From SciDev.Net: Sea level rise ‘will surpass worst-case scenario’ “A sea level rise of one metre or more is predicted to have a devastating effect on major coastal cities, island states and populous delta areas such as those in Bangladesh and Myanmar.

“A panel of experts speaking yesterday (10 March) at the International Scientific Conference on Climate Change in Copenhagen, Denmark, warned that without efforts to curb the rise of greenhouse gas emissions, sea level rise would expose most parts of the world to greater storm surges — increases in local sea level caused by the winds of storms — threatening lives and infrastructure.”

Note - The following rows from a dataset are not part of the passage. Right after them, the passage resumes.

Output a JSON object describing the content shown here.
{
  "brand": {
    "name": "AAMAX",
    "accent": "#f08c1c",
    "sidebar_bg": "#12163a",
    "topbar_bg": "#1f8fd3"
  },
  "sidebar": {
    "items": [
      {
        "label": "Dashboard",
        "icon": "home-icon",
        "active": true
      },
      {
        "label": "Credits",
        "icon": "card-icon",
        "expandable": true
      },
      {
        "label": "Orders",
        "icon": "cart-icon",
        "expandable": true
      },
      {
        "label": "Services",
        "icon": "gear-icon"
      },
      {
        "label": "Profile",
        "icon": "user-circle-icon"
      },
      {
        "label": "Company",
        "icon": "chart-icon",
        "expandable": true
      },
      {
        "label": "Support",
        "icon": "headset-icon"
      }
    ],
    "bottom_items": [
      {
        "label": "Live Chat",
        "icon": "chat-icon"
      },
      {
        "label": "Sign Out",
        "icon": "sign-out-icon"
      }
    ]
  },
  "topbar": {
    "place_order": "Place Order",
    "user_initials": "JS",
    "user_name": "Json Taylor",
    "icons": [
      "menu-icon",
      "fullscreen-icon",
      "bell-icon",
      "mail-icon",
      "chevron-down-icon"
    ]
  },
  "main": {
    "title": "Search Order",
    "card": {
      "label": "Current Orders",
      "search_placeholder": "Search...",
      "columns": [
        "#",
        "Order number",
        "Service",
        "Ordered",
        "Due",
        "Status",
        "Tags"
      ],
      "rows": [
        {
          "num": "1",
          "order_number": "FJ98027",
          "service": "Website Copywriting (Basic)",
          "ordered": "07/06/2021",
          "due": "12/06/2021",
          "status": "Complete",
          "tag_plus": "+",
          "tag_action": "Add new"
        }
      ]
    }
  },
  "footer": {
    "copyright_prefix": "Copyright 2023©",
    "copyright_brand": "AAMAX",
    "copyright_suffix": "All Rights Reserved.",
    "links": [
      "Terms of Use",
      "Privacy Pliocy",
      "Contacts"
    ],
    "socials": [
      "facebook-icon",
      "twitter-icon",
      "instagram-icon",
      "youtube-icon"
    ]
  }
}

I can imagine one of those guys in the café saying: “So a bunch of poor beggars get a little wet, so what?”

Sorry guy, it’s not just a bunch of poor beggars getting a little wet; it’s millions of our fellow humans suffering and dying because a certain class of humans are addicted to a life-style that harms Mother Nature and makes Her lash out in pain and rage.

I may be attacked for saying this, but the attitude that unlimited freedom leads to prosperity has been clearly proven to be false. The affluent bubble has needles of crisis poking it all over…

From the Climate Change Policy Advisor at Oxfam : Sea level rise spells increased likelihood of disaster for the world’s poorest people “These startling new predictions on sea level rise spell disaster for millions of the world’s poorest people. Poor coastal communities in countries such as Bangladesh are already struggling to cope with a changing climate and it can only get worse. This must be a wake-up call for rich countries are not doing anywhere near enough to prevent these cataclysmic predictions becoming a reality. Rich countries, who created the climate crisis, must cut their emissions from 1990 levels by at least 40 percent by 2020 and provide the $50 billion that is the minimum needed each year to help the world’s poorest people adapt to the unavoidable impacts of climate change.”
famly-roof
Your home may not look like the one in that image but if the kind of home it is makes you not care what’s happening to the people who live there, you need to examine your conscience, make it face reality, and find some form of compassion for the struggling and innocent members of our Human Family…

Spiritual Quote:

“He must not consider divergence of races nor difference of nationalities; he must not view variation in denomination and creed, nor should he take into account the differing degrees of thoughts; nay, rather, he should look upon all as mankind and realize that all must become united and agreed. He must recognize all as one family, one race, one native land; he must see all as the servants of one God, dwelling beneath the shelter of His mercy.”